Quality Evaluation of Threshold Learning (STL-10)¶
| Outlier Scoring Function | Thresholding Method | \(F_{0.1}\) | \(F_{10}\) | Average |
|---|---|---|---|---|
| LVAD-S | Highest \(F_{0.1}\) Baseline | 0.911 | 0.454 | 0.682 |
| LVAD-S | Highest \(F_{10}\) Baseline | 0.382 | 0.967 | 0.674 |
| LVAD-S | Multi-T (Ours) | 0.840 | 0.869 | 0.855 |
| +GT Norm | Multi-T (Ours) | 0.917 | 0.980 | 0.949 |
Traditional methods suffer from a severe imbalance between \(F_{0.1}\) and \(F_{10}\), whereas Multi-T achieves both balanced and superior results for both metrics.
Key Findings¶
- The Comeback of DeepSVDD: The baseline AUC of DeepSVDD is only 0.622 (STL-10) but surges to 0.925 (+48.7%) with Multi-T. This suggests that the bottleneck of DeepSVDD lies in the quality of the training data rather than the model itself.
- Efficiency Advantage: Multi-T takes only 1.2 seconds to process 10,000 ResNet-50 samples, which is orders of magnitude faster than deep learning baselines.
- Impact of Feature Extractors: CLIP features consistently outperform ResNet-50. Multi-T is effective for both, reaching an AUC of up to 0.994 with PCA + CLIP + Multi-T.
- Robustness Across Outlier Ratios: Evaluating across the range of \(\gamma \in [0.05, 0.4]\), Multi-T demonstrates stable and robust performance.
Highlights & Insights¶
- Paradigm Shift: Shifting from "learning a better scoring function" to "exploiting self-supervised signals through thresholding" to retroactively feedback predicted labels to the baseline method. A simple distance-based method combined with Multi-T can outperform complex SOTA detectors.

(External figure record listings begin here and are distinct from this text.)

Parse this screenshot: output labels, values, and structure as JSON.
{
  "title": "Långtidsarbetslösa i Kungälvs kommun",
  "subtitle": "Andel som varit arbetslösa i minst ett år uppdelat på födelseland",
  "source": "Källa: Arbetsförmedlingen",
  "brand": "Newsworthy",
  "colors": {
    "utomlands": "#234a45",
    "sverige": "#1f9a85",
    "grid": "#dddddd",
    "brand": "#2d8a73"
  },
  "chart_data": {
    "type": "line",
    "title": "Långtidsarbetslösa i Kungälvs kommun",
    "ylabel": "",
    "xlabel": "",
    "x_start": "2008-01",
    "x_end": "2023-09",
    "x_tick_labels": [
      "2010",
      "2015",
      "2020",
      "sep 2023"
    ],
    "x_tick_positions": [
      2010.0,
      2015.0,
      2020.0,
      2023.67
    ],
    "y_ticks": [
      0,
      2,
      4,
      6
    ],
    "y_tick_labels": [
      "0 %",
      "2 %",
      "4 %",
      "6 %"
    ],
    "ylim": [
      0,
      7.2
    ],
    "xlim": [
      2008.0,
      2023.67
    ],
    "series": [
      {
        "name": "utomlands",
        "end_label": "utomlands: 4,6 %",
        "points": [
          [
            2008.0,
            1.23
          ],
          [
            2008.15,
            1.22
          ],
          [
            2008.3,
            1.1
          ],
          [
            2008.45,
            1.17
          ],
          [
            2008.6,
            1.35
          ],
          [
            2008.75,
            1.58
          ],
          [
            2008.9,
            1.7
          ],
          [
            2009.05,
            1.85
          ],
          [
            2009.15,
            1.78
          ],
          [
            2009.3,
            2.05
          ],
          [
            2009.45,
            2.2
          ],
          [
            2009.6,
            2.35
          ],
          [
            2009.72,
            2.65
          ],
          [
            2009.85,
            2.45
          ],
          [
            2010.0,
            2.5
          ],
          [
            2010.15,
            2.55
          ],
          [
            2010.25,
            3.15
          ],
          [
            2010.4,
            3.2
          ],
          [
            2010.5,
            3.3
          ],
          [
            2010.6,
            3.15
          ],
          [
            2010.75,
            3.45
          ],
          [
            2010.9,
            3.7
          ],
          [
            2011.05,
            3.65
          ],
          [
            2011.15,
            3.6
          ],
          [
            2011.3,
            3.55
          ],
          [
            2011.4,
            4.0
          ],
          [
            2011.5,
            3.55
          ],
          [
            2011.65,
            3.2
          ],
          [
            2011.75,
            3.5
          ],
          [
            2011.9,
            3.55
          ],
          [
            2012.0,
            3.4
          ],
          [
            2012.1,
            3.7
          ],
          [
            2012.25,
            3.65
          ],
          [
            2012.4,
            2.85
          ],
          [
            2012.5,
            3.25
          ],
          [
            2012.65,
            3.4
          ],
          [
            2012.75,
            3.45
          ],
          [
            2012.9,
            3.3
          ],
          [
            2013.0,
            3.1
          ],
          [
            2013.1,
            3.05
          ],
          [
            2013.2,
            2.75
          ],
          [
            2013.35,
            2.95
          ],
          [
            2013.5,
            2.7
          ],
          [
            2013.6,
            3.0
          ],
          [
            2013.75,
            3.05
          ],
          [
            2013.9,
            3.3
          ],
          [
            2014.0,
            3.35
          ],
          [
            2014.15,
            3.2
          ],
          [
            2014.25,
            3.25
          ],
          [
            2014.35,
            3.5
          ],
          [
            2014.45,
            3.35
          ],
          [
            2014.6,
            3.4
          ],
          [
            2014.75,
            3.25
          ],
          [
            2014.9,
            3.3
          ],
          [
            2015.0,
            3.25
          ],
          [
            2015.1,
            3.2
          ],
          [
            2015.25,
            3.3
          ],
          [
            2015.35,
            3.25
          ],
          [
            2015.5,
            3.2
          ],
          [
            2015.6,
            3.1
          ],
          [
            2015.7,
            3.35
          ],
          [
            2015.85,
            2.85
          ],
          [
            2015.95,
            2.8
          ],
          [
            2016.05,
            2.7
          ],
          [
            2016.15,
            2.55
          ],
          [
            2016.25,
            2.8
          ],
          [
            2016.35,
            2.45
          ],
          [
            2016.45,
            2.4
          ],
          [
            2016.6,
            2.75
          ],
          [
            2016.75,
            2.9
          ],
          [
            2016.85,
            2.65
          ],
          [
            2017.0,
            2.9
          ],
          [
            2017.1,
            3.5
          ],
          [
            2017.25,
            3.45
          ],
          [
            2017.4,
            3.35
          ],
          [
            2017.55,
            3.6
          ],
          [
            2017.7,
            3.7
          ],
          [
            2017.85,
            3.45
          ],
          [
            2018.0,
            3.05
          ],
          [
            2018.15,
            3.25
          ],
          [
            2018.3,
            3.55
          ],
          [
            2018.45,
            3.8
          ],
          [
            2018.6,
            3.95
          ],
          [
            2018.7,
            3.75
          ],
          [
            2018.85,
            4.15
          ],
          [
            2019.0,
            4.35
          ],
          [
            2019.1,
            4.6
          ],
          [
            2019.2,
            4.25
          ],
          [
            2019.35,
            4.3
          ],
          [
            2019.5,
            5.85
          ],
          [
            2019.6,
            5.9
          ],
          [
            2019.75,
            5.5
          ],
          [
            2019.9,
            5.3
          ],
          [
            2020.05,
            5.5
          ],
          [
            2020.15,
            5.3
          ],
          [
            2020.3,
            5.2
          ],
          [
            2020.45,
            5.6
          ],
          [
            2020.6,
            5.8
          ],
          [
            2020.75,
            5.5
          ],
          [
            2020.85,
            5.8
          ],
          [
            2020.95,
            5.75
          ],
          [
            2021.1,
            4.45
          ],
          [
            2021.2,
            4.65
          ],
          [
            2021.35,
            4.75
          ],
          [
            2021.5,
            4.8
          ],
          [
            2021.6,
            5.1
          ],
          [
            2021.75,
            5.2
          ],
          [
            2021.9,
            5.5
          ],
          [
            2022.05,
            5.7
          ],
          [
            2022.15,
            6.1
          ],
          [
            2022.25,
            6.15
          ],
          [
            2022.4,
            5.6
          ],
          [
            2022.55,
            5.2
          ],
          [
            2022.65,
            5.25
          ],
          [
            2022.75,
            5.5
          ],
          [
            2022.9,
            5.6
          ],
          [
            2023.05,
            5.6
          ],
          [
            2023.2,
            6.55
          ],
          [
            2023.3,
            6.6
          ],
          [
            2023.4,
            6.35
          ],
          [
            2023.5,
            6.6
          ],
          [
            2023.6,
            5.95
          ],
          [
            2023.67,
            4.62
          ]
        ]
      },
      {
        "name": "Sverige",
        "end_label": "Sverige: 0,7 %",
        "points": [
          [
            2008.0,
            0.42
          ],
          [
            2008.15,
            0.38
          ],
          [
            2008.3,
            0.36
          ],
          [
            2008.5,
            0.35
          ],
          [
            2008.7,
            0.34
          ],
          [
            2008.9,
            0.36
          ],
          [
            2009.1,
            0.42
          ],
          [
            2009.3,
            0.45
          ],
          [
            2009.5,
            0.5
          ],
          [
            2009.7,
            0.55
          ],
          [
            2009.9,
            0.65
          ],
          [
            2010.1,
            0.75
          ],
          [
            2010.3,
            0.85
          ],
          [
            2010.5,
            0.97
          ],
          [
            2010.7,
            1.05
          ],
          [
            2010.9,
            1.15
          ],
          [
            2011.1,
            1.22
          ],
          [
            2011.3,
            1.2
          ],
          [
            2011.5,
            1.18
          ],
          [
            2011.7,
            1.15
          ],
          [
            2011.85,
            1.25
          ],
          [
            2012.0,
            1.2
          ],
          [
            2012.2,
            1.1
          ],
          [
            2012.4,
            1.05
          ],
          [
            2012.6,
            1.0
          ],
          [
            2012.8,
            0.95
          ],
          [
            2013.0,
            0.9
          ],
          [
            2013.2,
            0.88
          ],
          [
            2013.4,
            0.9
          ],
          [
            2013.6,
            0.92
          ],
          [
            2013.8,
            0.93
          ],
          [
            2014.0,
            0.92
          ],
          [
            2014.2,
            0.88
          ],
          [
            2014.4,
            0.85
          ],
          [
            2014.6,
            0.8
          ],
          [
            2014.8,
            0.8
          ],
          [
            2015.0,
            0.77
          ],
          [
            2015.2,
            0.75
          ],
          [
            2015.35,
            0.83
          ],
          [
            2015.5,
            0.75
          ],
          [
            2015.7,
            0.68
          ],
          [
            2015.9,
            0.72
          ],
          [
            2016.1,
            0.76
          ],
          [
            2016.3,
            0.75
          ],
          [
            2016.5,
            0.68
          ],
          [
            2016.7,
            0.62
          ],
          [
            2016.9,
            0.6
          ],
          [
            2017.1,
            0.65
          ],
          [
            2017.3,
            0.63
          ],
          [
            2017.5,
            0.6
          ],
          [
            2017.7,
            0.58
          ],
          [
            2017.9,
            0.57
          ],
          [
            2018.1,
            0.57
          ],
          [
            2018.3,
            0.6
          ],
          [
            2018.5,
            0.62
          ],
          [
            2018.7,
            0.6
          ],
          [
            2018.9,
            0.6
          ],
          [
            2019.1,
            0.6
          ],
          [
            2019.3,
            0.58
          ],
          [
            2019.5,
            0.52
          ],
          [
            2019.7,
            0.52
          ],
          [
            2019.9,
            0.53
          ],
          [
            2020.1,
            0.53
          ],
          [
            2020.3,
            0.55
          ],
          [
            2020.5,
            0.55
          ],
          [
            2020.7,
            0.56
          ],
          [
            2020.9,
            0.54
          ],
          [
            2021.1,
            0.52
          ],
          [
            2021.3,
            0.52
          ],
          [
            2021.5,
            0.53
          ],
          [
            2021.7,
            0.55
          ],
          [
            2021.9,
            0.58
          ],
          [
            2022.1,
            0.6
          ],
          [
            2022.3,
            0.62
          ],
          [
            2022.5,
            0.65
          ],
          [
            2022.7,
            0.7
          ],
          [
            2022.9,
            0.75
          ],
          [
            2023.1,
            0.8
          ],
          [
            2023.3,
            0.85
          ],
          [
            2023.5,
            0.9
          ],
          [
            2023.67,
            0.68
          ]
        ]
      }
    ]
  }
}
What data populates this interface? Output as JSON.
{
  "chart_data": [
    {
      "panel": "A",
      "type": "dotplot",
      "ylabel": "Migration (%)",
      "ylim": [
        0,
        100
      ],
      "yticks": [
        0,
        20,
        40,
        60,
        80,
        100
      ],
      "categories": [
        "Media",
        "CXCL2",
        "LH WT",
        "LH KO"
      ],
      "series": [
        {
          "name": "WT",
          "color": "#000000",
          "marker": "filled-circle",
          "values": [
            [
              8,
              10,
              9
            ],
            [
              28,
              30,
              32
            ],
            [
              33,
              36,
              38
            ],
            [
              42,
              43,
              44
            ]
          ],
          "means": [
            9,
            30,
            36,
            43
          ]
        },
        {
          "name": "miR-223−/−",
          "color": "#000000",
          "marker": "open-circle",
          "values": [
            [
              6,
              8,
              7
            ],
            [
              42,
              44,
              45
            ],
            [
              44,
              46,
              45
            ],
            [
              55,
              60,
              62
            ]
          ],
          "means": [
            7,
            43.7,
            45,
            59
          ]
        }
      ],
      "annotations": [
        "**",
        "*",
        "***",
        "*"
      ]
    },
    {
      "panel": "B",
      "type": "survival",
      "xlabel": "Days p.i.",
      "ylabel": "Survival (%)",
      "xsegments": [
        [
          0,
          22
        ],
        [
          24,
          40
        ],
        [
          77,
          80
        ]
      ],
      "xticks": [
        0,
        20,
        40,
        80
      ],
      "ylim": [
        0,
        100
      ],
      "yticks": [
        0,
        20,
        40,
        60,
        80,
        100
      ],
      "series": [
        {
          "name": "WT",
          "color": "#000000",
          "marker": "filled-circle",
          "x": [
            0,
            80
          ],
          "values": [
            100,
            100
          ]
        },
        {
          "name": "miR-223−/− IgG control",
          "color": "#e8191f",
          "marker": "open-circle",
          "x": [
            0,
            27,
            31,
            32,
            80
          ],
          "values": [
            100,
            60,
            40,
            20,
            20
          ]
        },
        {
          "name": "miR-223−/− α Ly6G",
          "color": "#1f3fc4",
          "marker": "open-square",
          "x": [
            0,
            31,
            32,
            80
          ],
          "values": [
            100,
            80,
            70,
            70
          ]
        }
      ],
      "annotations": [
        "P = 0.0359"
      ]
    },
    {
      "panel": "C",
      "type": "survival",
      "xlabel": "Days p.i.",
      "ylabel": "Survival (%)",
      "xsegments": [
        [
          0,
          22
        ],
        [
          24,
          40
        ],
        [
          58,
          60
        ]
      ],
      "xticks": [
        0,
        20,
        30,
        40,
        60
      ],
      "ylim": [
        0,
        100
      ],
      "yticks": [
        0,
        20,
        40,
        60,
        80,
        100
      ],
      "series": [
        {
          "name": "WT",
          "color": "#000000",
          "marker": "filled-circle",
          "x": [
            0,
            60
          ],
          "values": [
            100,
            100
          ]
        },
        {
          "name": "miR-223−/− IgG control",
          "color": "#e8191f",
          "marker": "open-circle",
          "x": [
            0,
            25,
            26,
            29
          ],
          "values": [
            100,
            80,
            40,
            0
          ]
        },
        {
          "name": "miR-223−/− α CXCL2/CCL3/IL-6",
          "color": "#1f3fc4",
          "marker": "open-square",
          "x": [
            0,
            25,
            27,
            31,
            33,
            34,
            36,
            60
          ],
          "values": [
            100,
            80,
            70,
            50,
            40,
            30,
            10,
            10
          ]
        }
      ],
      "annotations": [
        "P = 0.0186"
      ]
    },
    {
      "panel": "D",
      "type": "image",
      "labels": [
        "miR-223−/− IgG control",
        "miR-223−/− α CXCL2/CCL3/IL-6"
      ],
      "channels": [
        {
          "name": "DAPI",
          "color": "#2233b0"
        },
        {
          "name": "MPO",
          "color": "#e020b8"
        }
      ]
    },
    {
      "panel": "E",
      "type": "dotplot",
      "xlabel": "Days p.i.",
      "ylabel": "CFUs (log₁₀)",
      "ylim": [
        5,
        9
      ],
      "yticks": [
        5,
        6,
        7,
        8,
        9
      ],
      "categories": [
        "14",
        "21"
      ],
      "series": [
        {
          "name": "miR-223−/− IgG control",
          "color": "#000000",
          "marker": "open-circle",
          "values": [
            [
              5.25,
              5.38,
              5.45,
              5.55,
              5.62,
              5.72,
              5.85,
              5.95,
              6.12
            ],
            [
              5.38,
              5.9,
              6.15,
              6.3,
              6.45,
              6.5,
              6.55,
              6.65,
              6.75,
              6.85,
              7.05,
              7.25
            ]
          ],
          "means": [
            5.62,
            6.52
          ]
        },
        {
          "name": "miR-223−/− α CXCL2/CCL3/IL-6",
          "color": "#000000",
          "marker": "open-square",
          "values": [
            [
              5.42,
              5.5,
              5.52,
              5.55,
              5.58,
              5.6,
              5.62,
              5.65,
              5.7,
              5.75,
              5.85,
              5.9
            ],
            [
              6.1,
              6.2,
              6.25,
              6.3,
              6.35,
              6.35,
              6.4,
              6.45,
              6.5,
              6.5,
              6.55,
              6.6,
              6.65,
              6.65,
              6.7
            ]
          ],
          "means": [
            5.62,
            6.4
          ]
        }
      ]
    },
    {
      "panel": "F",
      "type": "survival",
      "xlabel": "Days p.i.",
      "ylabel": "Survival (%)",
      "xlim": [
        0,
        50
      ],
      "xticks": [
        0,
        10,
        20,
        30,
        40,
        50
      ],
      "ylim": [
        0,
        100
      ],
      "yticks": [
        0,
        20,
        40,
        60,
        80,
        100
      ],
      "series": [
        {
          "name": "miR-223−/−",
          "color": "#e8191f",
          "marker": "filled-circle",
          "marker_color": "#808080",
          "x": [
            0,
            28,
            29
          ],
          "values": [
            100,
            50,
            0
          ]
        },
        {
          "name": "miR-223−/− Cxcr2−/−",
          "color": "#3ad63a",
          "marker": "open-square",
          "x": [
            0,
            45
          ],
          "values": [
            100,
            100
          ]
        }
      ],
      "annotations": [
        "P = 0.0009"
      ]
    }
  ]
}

- Training-Free Design: Multi-T is a purely statistical implementation that requires no training or hyperparameter tuning, processing large-scale data in just 1.2 seconds.
- Estimating Outlier Ratio via Rank Correlation: Leverages the structural consistency and complementarity of two normalization methods to implicitly estimate \(\gamma\), eliminating the need for prior knowledge.
- Practicality of Multiple Thresholds: Abandoning the illusion of precise separation to instead focus on ensuring high purity at both ends of the inlier and outlier distributions proves to be a pragmatic and highly effective design.
Limitations & Future Work¶
- Samples falling into the "gray area" between the two thresholds are left unutilized, representing a partial waste of data.
- The cutoff thresholds for \(\rho\) (0.1, 0.3) for threshold selection are set empirically and may lack robustness under extreme distributions.
- The quality of the initial scoring function still dictates the performance upper bound of Multi-T; if the initial step fails to provide discriminative scores, the sorting and linear fitting procedures may become ineffective.
- The evaluation is primarily conducted on image classification datasets, leaving validation in real-world scenarios such as industrial defect detection or time-series anomaly detection for future work.
Related Work & Insights¶
- Relationship with Shell Renormalization: Multi-T utilizes Shell Normalization for feature denoising but improves upon the outlier selection mechanism, using a comparison with Ergodic-set Normalization to estimate \(\gamma\).
- Difference from Semi-Supervised Anomaly Detection: Multi-T does not require a predefined train/test split; all operations are executed globally on the same unlabeled target dataset.
- Directions for Inspiration: The multiple thresholding approach can be extended to other scenarios requiring clean subset extraction from noisy labels, such as learning with noisy labels and data cleaning.
Rating¶
- Novelty: ⭐⭐⭐⭐⭐ The shift in perspective from "scoring" to "thresholding" is highly novel. The design of using multiple thresholds coupled with self-supervised signals is inspiring.
- Experimental Thoroughness: ⭐⭐⭐⭐⭐ Covers 6 datasets, multiple feature extractors, a wide range of outlier ratios, and compares against 20+ methods.
- Writing Quality: ⭐⭐⭐⭐ The paper is well-structured, although some notations are slightly complex.
- Value: ⭐⭐⭐⭐⭐ Training-free, plug-and-play, offers substantial improvements, and provides high practical value.